JAKARTA, KOMPAS.com - Koalisi Masyarakat Sipil menekankan soal batas jumlah harta terkait tindak pidana yang dapat dirampas dalam rancangan undang-undang (RUU) Perampasan Aset.
Sebab berdasarkan Pasal 6 draf RUU Perampasan Aset per April 2023, aset yang dapat dirampas bernilai paling sedikit Rp100.000.000 dan diancam dengan 4 tahun atau lebih.
"Batas ini penting untuk dibahas kembali untuk menyesuaikan dengan, misalnya, kondisi inflasi, nilai ekonomis, dan lain sebagainya," ujar peneliti Indonesia Corruption Watch (ICW), Wana Alamsyah dalam keterangan tertulisnya, Kamis (11/9/2025).
Baca juga: Formappi Ragukan Kualitas RUU Perampasan Aset, Sorot DPR Baru Sahkan 3 UU pada 2025
Adapun Koalisi Masyarakat Sipil terdiri dari Indonesia Corruption Watch (ICW), Auriga Nusantara, Institute for Criminal Justice Reform, IM57+Institute, Kaoem Telapak, Pusat Studi Hukum dan Kebijakan Indonesia (PSHK), dan Pusat Studi Anti Korupsi (SAKSI) Fakultas Hukum Universitas Mulawarman.

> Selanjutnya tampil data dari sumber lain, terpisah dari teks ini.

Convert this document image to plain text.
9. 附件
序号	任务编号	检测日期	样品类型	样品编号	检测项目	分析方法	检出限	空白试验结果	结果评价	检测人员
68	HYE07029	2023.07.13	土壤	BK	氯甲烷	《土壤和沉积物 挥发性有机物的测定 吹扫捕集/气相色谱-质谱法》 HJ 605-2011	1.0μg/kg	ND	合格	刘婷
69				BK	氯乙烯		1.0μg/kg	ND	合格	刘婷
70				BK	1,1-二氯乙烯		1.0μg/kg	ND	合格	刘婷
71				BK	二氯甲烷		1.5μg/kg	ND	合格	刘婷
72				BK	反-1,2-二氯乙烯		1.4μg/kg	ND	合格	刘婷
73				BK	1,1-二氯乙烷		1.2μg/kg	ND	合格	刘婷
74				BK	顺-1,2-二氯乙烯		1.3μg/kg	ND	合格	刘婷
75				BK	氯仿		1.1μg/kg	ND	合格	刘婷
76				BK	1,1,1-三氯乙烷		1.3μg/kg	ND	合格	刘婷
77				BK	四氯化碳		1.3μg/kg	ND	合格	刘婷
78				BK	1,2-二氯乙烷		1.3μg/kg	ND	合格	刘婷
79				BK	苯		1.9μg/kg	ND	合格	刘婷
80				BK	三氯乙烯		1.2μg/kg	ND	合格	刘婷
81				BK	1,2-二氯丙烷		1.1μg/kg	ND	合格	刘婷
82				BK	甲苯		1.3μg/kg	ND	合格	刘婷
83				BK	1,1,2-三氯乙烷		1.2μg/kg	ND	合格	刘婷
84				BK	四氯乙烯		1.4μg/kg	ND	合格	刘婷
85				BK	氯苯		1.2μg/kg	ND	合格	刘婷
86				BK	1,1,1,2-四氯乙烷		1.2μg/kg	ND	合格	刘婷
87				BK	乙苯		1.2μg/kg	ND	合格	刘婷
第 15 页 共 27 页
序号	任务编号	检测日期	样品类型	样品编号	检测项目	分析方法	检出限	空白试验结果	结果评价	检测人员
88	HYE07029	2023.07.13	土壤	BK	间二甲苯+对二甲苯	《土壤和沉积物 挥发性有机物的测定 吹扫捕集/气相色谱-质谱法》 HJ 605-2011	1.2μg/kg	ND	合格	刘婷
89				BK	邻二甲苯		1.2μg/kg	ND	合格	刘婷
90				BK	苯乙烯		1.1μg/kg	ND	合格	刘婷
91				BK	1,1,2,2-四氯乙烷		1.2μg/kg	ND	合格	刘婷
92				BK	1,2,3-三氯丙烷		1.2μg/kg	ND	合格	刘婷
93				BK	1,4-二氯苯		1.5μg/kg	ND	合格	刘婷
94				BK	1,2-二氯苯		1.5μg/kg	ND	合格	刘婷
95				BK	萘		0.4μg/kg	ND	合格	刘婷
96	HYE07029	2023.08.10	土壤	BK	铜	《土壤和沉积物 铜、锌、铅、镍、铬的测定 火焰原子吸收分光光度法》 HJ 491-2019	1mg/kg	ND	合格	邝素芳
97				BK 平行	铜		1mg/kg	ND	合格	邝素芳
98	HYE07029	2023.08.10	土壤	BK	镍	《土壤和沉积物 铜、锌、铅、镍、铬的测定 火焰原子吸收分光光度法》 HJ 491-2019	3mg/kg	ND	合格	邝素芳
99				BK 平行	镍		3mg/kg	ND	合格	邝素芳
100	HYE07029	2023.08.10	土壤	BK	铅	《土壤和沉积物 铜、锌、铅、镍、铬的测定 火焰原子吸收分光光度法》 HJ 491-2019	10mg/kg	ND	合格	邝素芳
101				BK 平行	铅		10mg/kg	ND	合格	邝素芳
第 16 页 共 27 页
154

Mereka juga menekankan soal aturan terkait harta yang tidak dapat dijelaskan sumbernya atau unexplained wealth order.
Harta yang tidak dapat dijelaskan sumbernya ini, kata Wana, merupakan konsep dasar dari illicit enrichment atau pengayaan ilegal.
Jika seorang pejabat memiliki harta yang melebihi pendapatan dan tidak dapat dijelaskan asalnya, maka patut diduga harta tersebut adalah hasil dari suatu tindak pidana seperti suap atau gratifikasi.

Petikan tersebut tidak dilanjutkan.